Prensa Gráfica informó que el agente fuera de servicio Samuel Arnoldo Medina fue baleado la tarde del sábado, y que el cuerpo decapitado del agente José Edwin Castillo Chávez fue identificado por sus familiares el sábado, después de que denunciaran su desaparición el 14 de marzo.

 El Ministerio Público anunció por Twitter que por lo menos 10 presuntos pandilleros cayeron muertos el domingo. El ministerio dijo que cuatro hombres y una mujer perteneciente a la pandilla Barrio 18 fueron muertos en una casa en el departamento de Cuscatlán, y las autoridades anunciaron la muerte de otros tres pandilleros en la ciudad de San Miguel.

 El mismo fin de semana, El Salvador registró incidentes relacionados con el narcotráfico transnacional. Las autoridades anunciaron la captura de un bote en el departamento de La Paz, sobre la costa Pacífica, con 350 kilos de cocaína, valorados en US$8 millones.

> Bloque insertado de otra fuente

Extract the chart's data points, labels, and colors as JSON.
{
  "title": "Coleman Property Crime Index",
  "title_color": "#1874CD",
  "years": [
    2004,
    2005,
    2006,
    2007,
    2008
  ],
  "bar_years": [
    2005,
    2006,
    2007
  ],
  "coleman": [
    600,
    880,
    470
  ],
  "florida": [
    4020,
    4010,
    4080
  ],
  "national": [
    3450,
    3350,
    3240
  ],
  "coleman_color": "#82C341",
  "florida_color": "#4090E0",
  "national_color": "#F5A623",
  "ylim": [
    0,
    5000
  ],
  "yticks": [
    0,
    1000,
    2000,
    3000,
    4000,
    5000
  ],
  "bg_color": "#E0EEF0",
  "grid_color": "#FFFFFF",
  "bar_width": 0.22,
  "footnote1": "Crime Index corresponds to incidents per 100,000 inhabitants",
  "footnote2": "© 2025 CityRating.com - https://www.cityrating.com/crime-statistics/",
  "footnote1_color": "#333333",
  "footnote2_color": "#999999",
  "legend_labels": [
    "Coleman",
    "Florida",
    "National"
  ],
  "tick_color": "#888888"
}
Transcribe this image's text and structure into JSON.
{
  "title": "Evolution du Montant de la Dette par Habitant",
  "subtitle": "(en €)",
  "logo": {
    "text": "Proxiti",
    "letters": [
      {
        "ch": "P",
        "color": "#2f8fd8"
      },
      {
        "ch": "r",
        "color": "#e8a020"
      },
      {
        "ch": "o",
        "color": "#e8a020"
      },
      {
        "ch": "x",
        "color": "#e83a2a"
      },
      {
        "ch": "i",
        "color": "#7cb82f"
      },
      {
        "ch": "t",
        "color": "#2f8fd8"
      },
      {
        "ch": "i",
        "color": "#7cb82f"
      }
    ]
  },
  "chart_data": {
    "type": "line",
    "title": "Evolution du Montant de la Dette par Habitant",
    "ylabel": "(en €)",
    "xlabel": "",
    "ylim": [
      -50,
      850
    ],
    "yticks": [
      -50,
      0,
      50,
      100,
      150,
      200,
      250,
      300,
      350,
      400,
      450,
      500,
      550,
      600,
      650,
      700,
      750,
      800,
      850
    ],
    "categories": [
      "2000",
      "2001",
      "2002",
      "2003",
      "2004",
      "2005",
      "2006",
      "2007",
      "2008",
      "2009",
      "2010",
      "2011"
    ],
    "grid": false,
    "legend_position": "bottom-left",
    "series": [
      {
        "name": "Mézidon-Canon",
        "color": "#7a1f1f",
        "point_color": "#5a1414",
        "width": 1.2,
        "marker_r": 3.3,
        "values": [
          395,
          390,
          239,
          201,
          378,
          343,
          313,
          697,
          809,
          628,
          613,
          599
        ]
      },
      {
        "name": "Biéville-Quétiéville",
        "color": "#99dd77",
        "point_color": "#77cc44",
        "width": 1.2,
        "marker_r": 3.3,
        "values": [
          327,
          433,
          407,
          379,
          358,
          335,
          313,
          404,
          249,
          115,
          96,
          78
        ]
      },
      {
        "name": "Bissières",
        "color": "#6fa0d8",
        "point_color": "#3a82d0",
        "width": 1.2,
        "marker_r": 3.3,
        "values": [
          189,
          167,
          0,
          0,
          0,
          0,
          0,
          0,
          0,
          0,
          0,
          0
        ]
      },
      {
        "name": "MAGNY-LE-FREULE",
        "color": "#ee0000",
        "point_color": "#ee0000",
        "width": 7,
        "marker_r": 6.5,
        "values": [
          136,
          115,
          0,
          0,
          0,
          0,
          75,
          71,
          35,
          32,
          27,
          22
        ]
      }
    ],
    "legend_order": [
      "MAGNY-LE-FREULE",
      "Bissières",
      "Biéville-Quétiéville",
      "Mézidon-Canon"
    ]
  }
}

 Análisis de InSight Crime

Los titulares de homicidios múltiples de policías y pandilleros se han vuelto demasiado comunes en El Salvador, que en lo corrido del año registra el doble de homicidios que en el mismo periodo de 2015.

Las autoridades culpan de esta violencia principalmente a miembros de las pandillas Barrio 18 y la Mara Salvatrucha (MS13). No obstante, muchos informes cuestionan tales aseveraciones. Según cifras del Ministerio Público, solo 26 por ciento de los condenados por homicidio en El Salvador durante 2015 eran pandilleros.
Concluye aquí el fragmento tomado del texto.